Igualmente, para él, lo primordial, en el día de hoy, pasa por la cuestión social, siendo algo en lo cual se presta mucha atención. “A modo de ejemplo, explicó que, cuando no hace mucho se registró un hecho luctuoso, se centraron más en los chicos que había dejado esa persona, en la familia, para contenerlos y ayudarlos”.
La filosofía de Abatidaga es simple: ser el Presidente de la Vecinal le otorga responsabilidades que debe cumplir ante los vecinos, de allí su consejo para que, ante cualquier tipo de situación de reclamo o necesidad, se canalicea través de la Vecinal. “No es lo mismo que al Corralón llame un vecino que lo haga el Presidente, ahí la cosa cambia”, acota dejando entrever la satisfacción que otorga la experiencia.
En cuanto a los proyectos que tienen, varios de ellos se centran en el mejoramiento de la sede vecinal, esperando poder en un futuro próximo colocar el cielorraso en el salón más grande, unificar los baños de éste junto con el del salón más pequeño…

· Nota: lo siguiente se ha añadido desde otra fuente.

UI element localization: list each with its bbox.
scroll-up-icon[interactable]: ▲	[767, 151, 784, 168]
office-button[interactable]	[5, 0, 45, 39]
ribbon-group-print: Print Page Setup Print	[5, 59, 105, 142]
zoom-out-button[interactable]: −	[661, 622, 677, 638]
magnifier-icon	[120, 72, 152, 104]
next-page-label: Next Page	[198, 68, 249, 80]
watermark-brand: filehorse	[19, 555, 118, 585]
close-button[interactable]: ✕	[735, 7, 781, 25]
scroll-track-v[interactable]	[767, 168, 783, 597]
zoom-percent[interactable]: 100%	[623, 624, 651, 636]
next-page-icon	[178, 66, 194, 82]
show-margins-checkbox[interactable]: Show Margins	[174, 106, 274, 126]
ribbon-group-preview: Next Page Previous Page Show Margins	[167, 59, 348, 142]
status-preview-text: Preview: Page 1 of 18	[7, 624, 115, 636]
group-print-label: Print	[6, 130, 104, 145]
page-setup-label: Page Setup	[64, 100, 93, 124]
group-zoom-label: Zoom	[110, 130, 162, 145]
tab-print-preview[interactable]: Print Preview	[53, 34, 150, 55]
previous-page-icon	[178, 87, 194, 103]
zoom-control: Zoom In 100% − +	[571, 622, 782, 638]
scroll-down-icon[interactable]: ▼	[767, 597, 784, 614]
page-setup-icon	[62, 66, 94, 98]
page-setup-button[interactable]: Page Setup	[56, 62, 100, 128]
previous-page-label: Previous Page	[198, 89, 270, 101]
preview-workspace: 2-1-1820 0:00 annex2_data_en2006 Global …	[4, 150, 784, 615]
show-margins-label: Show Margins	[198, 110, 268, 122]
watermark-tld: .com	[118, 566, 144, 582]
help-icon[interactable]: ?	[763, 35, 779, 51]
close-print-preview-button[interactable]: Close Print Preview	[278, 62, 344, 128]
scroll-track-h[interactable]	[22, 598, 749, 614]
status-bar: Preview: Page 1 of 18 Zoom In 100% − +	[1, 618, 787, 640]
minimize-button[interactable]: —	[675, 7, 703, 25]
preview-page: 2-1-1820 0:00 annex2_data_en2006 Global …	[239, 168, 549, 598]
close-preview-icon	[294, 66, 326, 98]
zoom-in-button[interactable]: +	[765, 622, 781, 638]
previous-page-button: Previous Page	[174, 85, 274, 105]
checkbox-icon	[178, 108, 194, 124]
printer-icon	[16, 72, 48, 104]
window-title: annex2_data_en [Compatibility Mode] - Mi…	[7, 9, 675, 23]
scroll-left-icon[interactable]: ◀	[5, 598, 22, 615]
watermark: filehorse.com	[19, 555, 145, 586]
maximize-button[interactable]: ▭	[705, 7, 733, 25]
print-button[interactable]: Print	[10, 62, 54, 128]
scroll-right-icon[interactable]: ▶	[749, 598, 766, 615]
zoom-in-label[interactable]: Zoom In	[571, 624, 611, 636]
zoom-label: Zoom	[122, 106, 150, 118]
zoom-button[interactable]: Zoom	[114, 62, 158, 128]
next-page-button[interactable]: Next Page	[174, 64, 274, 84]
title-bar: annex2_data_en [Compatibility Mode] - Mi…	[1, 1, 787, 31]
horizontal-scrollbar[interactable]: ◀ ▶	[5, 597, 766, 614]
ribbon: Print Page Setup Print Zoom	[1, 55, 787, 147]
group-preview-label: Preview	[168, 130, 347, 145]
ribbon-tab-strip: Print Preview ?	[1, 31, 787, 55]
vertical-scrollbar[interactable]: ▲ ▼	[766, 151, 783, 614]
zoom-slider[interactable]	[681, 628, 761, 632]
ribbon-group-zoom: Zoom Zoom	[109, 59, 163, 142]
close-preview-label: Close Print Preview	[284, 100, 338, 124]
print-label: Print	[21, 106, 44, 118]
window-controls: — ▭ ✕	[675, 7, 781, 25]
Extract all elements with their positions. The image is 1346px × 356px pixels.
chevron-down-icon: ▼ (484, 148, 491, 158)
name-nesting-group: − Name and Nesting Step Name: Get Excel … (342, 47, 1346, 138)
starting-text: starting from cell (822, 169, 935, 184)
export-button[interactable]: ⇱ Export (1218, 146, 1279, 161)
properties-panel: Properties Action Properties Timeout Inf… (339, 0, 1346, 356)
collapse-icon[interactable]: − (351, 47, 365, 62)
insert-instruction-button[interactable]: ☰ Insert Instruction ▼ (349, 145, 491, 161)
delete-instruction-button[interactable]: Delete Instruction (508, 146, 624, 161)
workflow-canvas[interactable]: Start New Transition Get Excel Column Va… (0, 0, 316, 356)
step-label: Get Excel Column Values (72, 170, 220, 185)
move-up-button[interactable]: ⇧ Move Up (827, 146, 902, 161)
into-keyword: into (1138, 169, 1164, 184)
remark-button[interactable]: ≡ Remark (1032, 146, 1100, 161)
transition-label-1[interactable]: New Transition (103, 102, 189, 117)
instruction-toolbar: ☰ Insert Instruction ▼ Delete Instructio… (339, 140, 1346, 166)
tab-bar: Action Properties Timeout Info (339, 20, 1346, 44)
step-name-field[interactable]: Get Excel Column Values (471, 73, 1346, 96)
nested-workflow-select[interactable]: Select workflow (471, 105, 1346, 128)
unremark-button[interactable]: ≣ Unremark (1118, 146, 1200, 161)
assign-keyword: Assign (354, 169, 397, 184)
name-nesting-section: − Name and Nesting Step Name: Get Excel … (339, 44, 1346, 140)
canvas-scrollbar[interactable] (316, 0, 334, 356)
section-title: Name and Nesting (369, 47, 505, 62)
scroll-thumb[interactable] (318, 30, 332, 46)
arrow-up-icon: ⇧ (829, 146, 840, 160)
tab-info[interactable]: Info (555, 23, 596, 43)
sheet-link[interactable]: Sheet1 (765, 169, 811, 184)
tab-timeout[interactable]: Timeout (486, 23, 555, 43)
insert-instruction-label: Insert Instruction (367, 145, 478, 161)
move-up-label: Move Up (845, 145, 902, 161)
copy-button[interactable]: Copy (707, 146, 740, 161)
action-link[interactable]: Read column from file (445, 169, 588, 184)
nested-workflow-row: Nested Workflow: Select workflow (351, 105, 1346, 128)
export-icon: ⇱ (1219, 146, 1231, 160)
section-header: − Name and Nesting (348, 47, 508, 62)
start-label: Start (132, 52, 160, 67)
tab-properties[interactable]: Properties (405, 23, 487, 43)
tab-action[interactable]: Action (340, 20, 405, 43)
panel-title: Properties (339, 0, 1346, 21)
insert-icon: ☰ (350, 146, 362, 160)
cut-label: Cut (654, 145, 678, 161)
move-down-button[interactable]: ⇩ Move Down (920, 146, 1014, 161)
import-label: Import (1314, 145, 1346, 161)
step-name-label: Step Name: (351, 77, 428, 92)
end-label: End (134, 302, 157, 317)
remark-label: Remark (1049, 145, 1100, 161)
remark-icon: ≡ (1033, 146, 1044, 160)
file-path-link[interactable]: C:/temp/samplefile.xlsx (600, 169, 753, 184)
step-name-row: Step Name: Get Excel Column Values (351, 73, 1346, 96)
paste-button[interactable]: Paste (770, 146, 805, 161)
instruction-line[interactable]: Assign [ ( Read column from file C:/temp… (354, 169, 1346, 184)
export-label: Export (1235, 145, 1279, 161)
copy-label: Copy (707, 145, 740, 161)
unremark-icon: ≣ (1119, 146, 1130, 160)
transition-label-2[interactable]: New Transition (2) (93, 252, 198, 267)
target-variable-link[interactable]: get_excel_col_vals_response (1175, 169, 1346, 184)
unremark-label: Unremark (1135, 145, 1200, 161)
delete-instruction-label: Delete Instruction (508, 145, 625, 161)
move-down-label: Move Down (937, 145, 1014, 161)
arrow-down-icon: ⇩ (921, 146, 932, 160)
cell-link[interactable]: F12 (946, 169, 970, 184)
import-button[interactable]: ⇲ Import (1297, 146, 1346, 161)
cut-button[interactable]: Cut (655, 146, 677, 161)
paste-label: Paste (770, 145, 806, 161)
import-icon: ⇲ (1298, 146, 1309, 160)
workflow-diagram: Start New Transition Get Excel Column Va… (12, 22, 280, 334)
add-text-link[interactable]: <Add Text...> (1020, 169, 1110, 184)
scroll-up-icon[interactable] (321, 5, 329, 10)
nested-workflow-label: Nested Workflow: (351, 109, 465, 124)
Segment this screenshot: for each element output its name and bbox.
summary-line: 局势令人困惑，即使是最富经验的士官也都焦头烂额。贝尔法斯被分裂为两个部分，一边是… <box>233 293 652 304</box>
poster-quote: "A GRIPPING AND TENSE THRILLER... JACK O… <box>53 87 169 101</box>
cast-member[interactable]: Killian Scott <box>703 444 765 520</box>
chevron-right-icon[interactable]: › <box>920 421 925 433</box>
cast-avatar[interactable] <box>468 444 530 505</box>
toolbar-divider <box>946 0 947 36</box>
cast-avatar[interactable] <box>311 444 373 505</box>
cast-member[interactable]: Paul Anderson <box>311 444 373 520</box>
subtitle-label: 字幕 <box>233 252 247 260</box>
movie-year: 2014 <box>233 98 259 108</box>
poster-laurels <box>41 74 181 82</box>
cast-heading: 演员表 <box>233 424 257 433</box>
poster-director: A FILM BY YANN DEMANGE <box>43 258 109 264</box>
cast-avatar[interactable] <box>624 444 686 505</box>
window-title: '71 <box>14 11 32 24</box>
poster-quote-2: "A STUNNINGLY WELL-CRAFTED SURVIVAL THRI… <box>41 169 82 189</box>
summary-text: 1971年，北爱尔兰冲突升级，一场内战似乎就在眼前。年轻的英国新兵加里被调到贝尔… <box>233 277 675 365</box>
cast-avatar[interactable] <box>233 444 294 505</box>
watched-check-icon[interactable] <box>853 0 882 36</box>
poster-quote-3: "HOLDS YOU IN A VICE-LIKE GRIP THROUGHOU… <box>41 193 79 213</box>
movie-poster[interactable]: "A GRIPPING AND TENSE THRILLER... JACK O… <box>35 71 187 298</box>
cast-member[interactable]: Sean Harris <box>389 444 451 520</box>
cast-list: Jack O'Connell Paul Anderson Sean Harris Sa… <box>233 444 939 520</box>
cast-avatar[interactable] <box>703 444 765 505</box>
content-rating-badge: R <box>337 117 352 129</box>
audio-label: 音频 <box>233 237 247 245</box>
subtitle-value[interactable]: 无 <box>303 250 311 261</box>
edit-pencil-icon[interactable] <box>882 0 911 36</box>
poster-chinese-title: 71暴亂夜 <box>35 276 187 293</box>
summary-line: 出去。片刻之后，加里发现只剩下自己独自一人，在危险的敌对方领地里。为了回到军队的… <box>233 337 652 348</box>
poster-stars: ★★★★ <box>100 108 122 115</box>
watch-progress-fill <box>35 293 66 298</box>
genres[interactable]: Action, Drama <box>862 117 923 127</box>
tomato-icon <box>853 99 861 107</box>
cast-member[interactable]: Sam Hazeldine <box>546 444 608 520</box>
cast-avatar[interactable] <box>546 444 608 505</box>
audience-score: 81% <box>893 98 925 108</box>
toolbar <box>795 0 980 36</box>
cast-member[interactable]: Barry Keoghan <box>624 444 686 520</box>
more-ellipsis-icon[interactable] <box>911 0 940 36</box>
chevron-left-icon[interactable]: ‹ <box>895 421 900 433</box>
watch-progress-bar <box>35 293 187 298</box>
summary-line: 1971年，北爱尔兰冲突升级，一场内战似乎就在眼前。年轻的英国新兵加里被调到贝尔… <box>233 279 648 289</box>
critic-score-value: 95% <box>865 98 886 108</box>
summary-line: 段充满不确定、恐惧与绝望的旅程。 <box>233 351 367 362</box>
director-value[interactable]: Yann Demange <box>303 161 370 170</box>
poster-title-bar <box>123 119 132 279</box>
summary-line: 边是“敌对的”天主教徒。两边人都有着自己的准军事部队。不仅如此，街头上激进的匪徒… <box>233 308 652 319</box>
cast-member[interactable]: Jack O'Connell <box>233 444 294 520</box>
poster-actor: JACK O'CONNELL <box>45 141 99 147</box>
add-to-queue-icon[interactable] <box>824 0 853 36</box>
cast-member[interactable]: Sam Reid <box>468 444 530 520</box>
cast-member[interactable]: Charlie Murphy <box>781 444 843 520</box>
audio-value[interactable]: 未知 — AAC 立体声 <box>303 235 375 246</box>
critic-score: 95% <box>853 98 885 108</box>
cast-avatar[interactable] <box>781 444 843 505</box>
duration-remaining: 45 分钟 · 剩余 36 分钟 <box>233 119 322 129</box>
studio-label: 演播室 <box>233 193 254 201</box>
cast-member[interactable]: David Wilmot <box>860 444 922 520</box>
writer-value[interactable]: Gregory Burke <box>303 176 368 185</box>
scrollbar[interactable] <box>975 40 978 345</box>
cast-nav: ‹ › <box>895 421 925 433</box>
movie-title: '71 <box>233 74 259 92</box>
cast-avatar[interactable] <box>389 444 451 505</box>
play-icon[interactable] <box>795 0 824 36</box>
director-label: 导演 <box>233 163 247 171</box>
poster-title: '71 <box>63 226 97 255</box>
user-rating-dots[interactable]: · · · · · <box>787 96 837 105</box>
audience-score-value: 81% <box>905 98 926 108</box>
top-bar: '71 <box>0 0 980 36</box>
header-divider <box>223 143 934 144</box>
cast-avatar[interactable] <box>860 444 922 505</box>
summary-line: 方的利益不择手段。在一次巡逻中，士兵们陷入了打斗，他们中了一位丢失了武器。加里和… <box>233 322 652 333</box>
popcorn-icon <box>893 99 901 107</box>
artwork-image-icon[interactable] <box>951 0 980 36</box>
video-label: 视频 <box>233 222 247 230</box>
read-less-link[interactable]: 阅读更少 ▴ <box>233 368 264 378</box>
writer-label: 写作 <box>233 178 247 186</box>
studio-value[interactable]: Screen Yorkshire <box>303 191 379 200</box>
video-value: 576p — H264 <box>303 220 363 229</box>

“Hay que dedicarle tiempo y charlar con los vecinos”, define.
“El año pasado ha sido tranquilo, pudimos hablar con los chicos que solían venir a la vecinal a pasar varias horas para que respeten ciertos horarios y así nos dejen una tranquilidad a todos, así como también pudimos ver que las cosas que se colocan tienen más duración”, prosiguió.
“Uno trata de ver las posibilidades que tiene es para solucionar los problemas, aunque a veces encuentro difícil la problemática de la convivencia entre vecinos, que es un punto que no siempre se puede estar resolviendo y tenemos que derivarlo al municipio”, concluyó.
El Canal Sur
El Canal Sur es una suerte de límite natural del barrio, marcando su conclusión. “Tenemos que comenzar a pensar más con los vecinos para que cada uno cuide su pedacito de frente. No creo que por pagar los impuestos se pueda hacer cualquier cosa”, reflexionó.
“Entonces, el Canal pasa a ser un lugar donde se arrojan cualquier tipo de cosas”, agregó. También refirió que, al sur del Canal Sur, pronto habrá novedades.